Lettre d’amour de Victor Hugo à Juliette Drouet N’oublie jamais, mon ange, cette heure mystérieuse qui a changé ta vie


Pendant un demi-siècle,Victor Hugo et Juliette Drouet auront fidèlement honoré la date d'anniversaire de la première nuit d'amour,Cinquante ans de lettres historiques retracent cette grande histoire d’amour. Juliette disait souvent qu'elle avait pris l'habitude de parler à ses feuilles de papier comme à son cher Victor.

Victor Hugo envoie cette jolie lettre à Juliette Drouet.à l'occasion de cette 'nuit bénie'

 

Nuit du 17 au 18 février 1841.

T'en souviens-tu, ma bien-aimée ? Notre première nuit, c'était une nuit de carnaval, la nuit du mardis-gras de 1833. On donnait je ne sais dans quel théâtre je ne sais quel bal où nous devions aller tous les deux, et où nous manquâmes tous les deux. (J'interromps ce que j'écris pour prendre un baiser sur ta belle bouche, et puis je continue.) Rien, — pas même la mort, j'en suis sûr, — n'effacera en moi ce souvenir.

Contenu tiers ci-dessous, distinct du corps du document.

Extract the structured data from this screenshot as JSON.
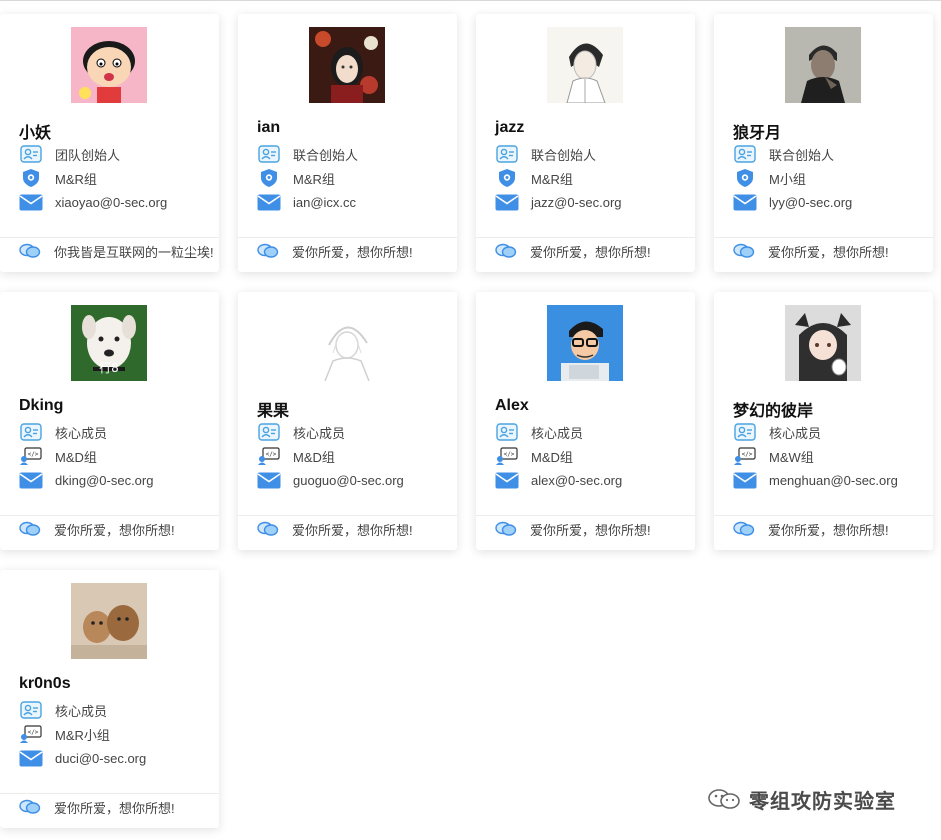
{
  "members": [
    {
      "name": "小妖",
      "role": "团队创始人",
      "group": "M&R组",
      "group_icon": "shield-icon",
      "email": "xiaoyao@0-sec.org",
      "motto": "你我皆是互联网的一粒尘埃!",
      "avatar": "cartoon-boy-pink"
    },
    {
      "name": "ian",
      "role": "联合创始人",
      "group": "M&R组",
      "group_icon": "shield-icon",
      "email": "ian@icx.cc",
      "motto": "爱你所爱，想你所想!",
      "avatar": "anime-girl-red"
    },
    {
      "name": "jazz",
      "role": "联合创始人",
      "group": "M&R组",
      "group_icon": "shield-icon",
      "email": "jazz@0-sec.org",
      "motto": "爱你所爱，想你所想!",
      "avatar": "sketch-boy"
    },
    {
      "name": "狼牙月",
      "role": "联合创始人",
      "group": "M小组",
      "group_icon": "shield-icon",
      "email": "lyy@0-sec.org",
      "motto": "爱你所爱，想你所想!",
      "avatar": "man-portrait-dark"
    },
    {
      "name": "Dking",
      "role": "核心成员",
      "group": "M&D组",
      "group_icon": "code-person-icon",
      "email": "dking@0-sec.org",
      "motto": "爱你所爱，想你所想!",
      "avatar": "white-dog",
      "avatar_caption": "行8"
    },
    {
      "name": "果果",
      "role": "核心成员",
      "group": "M&D组",
      "group_icon": "code-person-icon",
      "email": "guoguo@0-sec.org",
      "motto": "爱你所爱，想你所想!",
      "avatar": "sketch-girl"
    },
    {
      "name": "Alex",
      "role": "核心成员",
      "group": "M&D组",
      "group_icon": "code-person-icon",
      "email": "alex@0-sec.org",
      "motto": "爱你所爱，想你所想!",
      "avatar": "cartoon-glasses-man"
    },
    {
      "name": "梦幻的彼岸",
      "role": "核心成员",
      "group": "M&W组",
      "group_icon": "code-person-icon",
      "email": "menghuan@0-sec.org",
      "motto": "爱你所爱，想你所想!",
      "avatar": "anime-hood-girl"
    },
    {
      "name": "kr0n0s",
      "role": "核心成员",
      "group": "M&R小组",
      "group_icon": "code-person-icon",
      "email": "duci@0-sec.org",
      "motto": "爱你所爱，想你所想!",
      "avatar": "two-dogs"
    }
  ],
  "watermark": {
    "text": "零组攻防实验室",
    "icon": "wechat-icon"
  },
  "colors": {
    "icon_blue": "#4a90e2",
    "icon_light": "#7cc4f0",
    "accent": "#2f8ee6"
  }
}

Toutes les heures de cette nuit-là traversent ma pensée en ce moment l'une après l'autre comme des étoiles qui passent devant l'œil de mon âme. Oui, tu devais aller au bal, et tu n'y allas pas, et tu m'attendis, pauvre ange que tu es de beauté et d'amour. Ta petite chambre était pleine d'un adorable silence. Au dehors, nous entendions Paris rire et chanter et les masques passer avec de grands cris. Au milieu de la grande fête générale, nous avions mis à part et caché dans l'ombre notre douce fête à nous. Paris avait la fausse ivresse, nous avions la vraie.

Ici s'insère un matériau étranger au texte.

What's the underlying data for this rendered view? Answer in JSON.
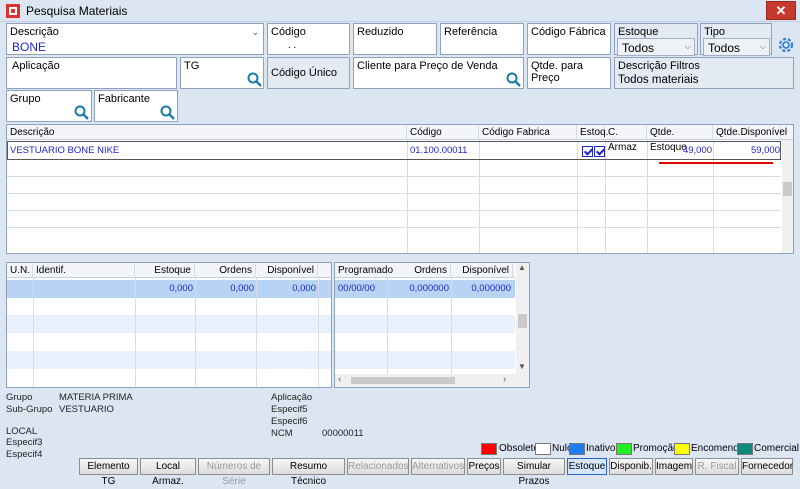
{
  "window": {
    "title": "Pesquisa Materiais",
    "close": "✕"
  },
  "filters": {
    "descricao": {
      "label": "Descrição",
      "value": "BONE"
    },
    "codigo": {
      "label": "Código",
      "value": ". ."
    },
    "reduzido": {
      "label": "Reduzido"
    },
    "referencia": {
      "label": "Referência"
    },
    "codigo_fabrica": {
      "label": "Código Fábrica"
    },
    "estoque": {
      "label": "Estoque",
      "value": "Todos"
    },
    "tipo": {
      "label": "Tipo",
      "value": "Todos"
    },
    "aplicacao": {
      "label": "Aplicação"
    },
    "tg": {
      "label": "TG"
    },
    "codigo_unico": {
      "label": "Código Único"
    },
    "cliente_preco": {
      "label": "Cliente para Preço de Venda"
    },
    "qtde_preco": {
      "label": "Qtde. para Preço"
    },
    "descricao_filtros": {
      "label": "Descrição Filtros",
      "value": "Todos materiais"
    },
    "grupo": {
      "label": "Grupo"
    },
    "fabricante": {
      "label": "Fabricante"
    }
  },
  "results": {
    "headers": [
      "Descrição",
      "Código",
      "Código Fabrica",
      "Estoq.",
      "C. Armaz",
      "Qtde. Estoque",
      "Qtde.Disponível"
    ],
    "rows": [
      {
        "descricao": "VESTUARIO BONE NIKE",
        "codigo": "01.100.00011",
        "codigo_fabrica": "",
        "estoq": true,
        "c_armaz": true,
        "qtde_estoque": "49,000",
        "qtde_disponivel": "59,000"
      }
    ]
  },
  "stock_grid": {
    "headers": [
      "U.N.",
      "Identif.",
      "Estoque",
      "Ordens",
      "Disponível"
    ],
    "row": {
      "un": "",
      "identif": "",
      "estoque": "0,000",
      "ordens": "0,000",
      "disponivel": "0,000"
    }
  },
  "programado_grid": {
    "headers": [
      "Programado",
      "Ordens",
      "Disponível"
    ],
    "row": {
      "programado": "00/00/00",
      "ordens": "0,000000",
      "disponivel": "0,000000"
    }
  },
  "info": {
    "grupo_label": "Grupo",
    "grupo_value": "MATERIA PRIMA",
    "subgrupo_label": "Sub-Grupo",
    "subgrupo_value": "VESTUARIO",
    "local_label": "LOCAL",
    "especif3_label": "Especif3",
    "especif4_label": "Especif4",
    "aplicacao_label": "Aplicação",
    "especif5_label": "Especif5",
    "especif6_label": "Especif6",
    "ncm_label": "NCM",
    "ncm_value": "00000011"
  },
  "legend": [
    {
      "label": "Obsoleto",
      "color": "#ff0000"
    },
    {
      "label": "Nulo",
      "color": "#ffffff"
    },
    {
      "label": "Inativo",
      "color": "#1e7cf5"
    },
    {
      "label": "Promoção",
      "color": "#22ee22"
    },
    {
      "label": "Encomenda",
      "color": "#ffff00"
    },
    {
      "label": "Comercial",
      "color": "#0f8a7a"
    }
  ],
  "buttons": {
    "elemento_tg": "Elemento TG",
    "local_armaz": "Local Armaz.",
    "numeros_serie": "Números de Série",
    "resumo_tecnico": "Resumo Técnico",
    "relacionados": "Relacionados",
    "alternativos": "Alternativos",
    "precos": "Preços",
    "simular_prazos": "Simular Prazos",
    "estoque": "Estoque",
    "disponib": "Disponib.",
    "imagem": "Imagem",
    "r_fiscal": "R. Fiscal",
    "fornecedor": "Fornecedor"
  },
  "colors": {
    "highlight_red": "#e00000",
    "selection": "#b9d3f5",
    "accent_blue": "#1f27c6"
  }
}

N'oublie jamais, mon ange, cette heure mystérieuse qui a changé ta vie. Cette nuit du 17 février 1833 a été un symbole et comme une figure de la grande et solennelle chose qui s'accomplissait en toi. Cette nuit-là, tu as laissé au dehors, loin de toi, le tumulte, le bruit, les faux éblouissements, la foule, pour entrer dans le mystère, dans la solitude et dans l'amour.

Cette nuit-là, j'ai passé huit heures près de toi. Chacune de ces heures a déjà engendré une année.

Pendant ces huit ans, mon cœur a été plein de toi, et rien ne le changera, vois-tu, quand même chacune de ces années engendrerait un siècle.